篠木 潔 弁護士 インタビュー
弁護士を目指したきっかけ
大学時代、はじめ私は理学部生物学科にいました。バイオテクノロジーを学んで研究者になるためです。ところが、高校時代に父が脳卒中で倒れたことをきっかけに、「貧しい家庭はどんどん貧しくなる」という社会の仕組みや悪循環を身に染みて強く感じるようになりました。そこで、どうしても法律や政治を学びたいと考え、一念発起し、研究者になろうと法学部へ移りました。

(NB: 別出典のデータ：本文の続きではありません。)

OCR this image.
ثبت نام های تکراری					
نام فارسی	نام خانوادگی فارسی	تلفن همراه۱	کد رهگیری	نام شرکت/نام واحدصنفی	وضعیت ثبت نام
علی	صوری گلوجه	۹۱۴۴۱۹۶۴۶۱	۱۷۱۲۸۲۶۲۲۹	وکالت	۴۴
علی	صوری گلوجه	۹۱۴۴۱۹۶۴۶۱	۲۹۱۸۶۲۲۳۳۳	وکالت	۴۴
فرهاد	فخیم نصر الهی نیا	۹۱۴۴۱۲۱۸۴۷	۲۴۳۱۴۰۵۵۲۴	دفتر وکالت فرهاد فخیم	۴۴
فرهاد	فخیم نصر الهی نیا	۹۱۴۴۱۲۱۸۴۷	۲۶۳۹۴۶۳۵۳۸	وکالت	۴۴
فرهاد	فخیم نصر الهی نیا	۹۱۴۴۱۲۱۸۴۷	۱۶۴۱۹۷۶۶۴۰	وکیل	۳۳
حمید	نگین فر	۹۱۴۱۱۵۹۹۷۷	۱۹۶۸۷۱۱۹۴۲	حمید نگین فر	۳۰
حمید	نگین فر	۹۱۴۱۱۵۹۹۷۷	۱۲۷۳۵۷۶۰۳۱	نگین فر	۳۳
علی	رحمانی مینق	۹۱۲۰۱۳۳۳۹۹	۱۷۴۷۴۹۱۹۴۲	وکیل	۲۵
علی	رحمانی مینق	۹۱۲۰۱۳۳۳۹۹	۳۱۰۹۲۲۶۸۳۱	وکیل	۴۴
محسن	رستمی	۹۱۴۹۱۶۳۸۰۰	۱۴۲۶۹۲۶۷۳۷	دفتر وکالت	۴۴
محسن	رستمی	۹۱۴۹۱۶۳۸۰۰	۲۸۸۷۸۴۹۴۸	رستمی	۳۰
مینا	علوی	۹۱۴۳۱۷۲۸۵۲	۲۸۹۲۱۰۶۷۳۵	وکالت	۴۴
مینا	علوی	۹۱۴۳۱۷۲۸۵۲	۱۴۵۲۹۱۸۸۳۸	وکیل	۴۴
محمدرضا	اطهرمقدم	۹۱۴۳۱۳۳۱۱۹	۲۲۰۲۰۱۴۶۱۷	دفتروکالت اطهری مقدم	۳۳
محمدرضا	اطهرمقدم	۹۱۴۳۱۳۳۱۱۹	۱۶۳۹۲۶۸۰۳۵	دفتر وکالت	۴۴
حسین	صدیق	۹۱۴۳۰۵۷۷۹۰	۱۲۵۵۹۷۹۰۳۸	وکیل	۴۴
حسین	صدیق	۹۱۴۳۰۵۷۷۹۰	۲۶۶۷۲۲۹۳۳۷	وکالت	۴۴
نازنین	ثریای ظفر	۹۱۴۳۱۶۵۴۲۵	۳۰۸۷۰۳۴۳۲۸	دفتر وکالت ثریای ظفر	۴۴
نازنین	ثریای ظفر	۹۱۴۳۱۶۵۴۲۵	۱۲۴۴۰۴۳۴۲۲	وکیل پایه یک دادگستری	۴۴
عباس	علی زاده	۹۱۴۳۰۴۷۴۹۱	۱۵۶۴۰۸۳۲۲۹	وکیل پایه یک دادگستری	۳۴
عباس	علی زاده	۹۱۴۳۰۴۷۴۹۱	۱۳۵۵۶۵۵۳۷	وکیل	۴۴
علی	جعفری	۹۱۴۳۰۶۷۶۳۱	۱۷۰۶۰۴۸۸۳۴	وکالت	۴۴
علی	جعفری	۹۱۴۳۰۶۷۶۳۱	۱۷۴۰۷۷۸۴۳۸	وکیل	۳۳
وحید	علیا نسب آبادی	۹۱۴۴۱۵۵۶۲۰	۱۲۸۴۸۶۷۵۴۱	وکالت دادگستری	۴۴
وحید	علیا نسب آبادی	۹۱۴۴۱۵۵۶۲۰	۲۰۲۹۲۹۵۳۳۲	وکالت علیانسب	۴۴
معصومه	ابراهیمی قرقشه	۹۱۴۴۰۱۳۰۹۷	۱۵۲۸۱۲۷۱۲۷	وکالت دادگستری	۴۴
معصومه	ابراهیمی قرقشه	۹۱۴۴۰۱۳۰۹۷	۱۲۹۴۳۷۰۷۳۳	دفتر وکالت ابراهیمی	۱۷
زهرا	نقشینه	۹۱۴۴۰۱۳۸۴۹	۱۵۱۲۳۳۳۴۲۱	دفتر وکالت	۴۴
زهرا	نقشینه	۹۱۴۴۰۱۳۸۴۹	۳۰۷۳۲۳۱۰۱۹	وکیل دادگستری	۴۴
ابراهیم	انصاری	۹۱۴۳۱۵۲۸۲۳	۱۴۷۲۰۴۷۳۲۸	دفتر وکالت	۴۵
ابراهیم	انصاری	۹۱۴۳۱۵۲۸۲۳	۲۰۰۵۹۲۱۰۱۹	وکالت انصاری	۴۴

その後、父が脳卒中の後遺症で認知症になっていたこともあり、在学中に、父が悪徳商法にだまされて自宅が抵当に入るという事件が起きました。非常に悔しかったです。そこで、このような困っている人々を救う仕事がしたいと考え、具体的に弁護士を目指すようになりました。
大学は親からの仕送りはなく、奨学金とアルバイトなど自費で賄い、大学生活はもちろん司法試験受験生活もかなり大変でした。しかし、元来、明るい性格と新しいことを学ぶわくわく感からか、苦にはなりませんでした。今考えてみると、実務家にとっては、このような苦労も全て役に立つようです。
今までの経験と現在の仕事内容
イソ弁時代は、企業取引関係の仕事が多く、多くの訴訟案件や企業法務を経験してきました。
現在では、企業関係業務の他に、交通事故事件や特に高齢者や障害者に関する福祉分野の案件を積極的に扱っています。例えば、高齢者・障害者総合支援センター「あいゆう」運営委員長、また、契約市町村からの要請を受け、弁護士と社会福祉士と協力して救済を行う「高齢者虐待対応チーム」運営管理委員長、介護保険審査会長のほか、十数件の成年後見業務なども行っています。
さらに事務所として、社会福祉士を雇用したり、外部の専門職との連携を図ったりするなど、充実した専門性の高い福祉リーガルサービスを提供しています。
弁護士としての信条・ポリシー
人の心に配慮し、「黒衣」であることです。弁護士の仕事は依頼者の傍らに「寄り添う」ことです。事件が終わったら、その事件を思い出さないよう私のことも忘れてもらうことも必要です(寂しいことでもありますが)。
また派手な仕事をするのではなく、いわゆる「職人技」を着々と磨くことです。
関心のある分野
「農業」です。これまでは主に農協が農業に強い影響力を発揮してきましたが、規制緩和に伴い、農業に会社も参入しやすくなり、また国内物流も変化してきており、日本の技術、健全な作物を海外荷輸出するなど、あらゆる面で可能性が出てきています。それゆえ、これからは、農家も農協に頼らない自主経営や取引が必要となりますし、多くの団体や会社が農業を利益の上がる「ビジネス」として行っていくでしょう。
そこで、弁護士の力が「農業」の分野で必要とされていくでしょう。そして、この分野は若い人たちにこそチャンスがあります。
ページを見ている方へのメッセージ
これまでのような法律事件処理をする弁護士だけでなく、「成年後見人」など、周辺分野にも精通し、継続して依頼者に寄り添い支えるという新しいタイプの弁護士が出てきます。それゆえ、敷居が高いとおっしゃらずに、気軽に弁護士に相談しに行かれ、信頼できる弁護士を探してください。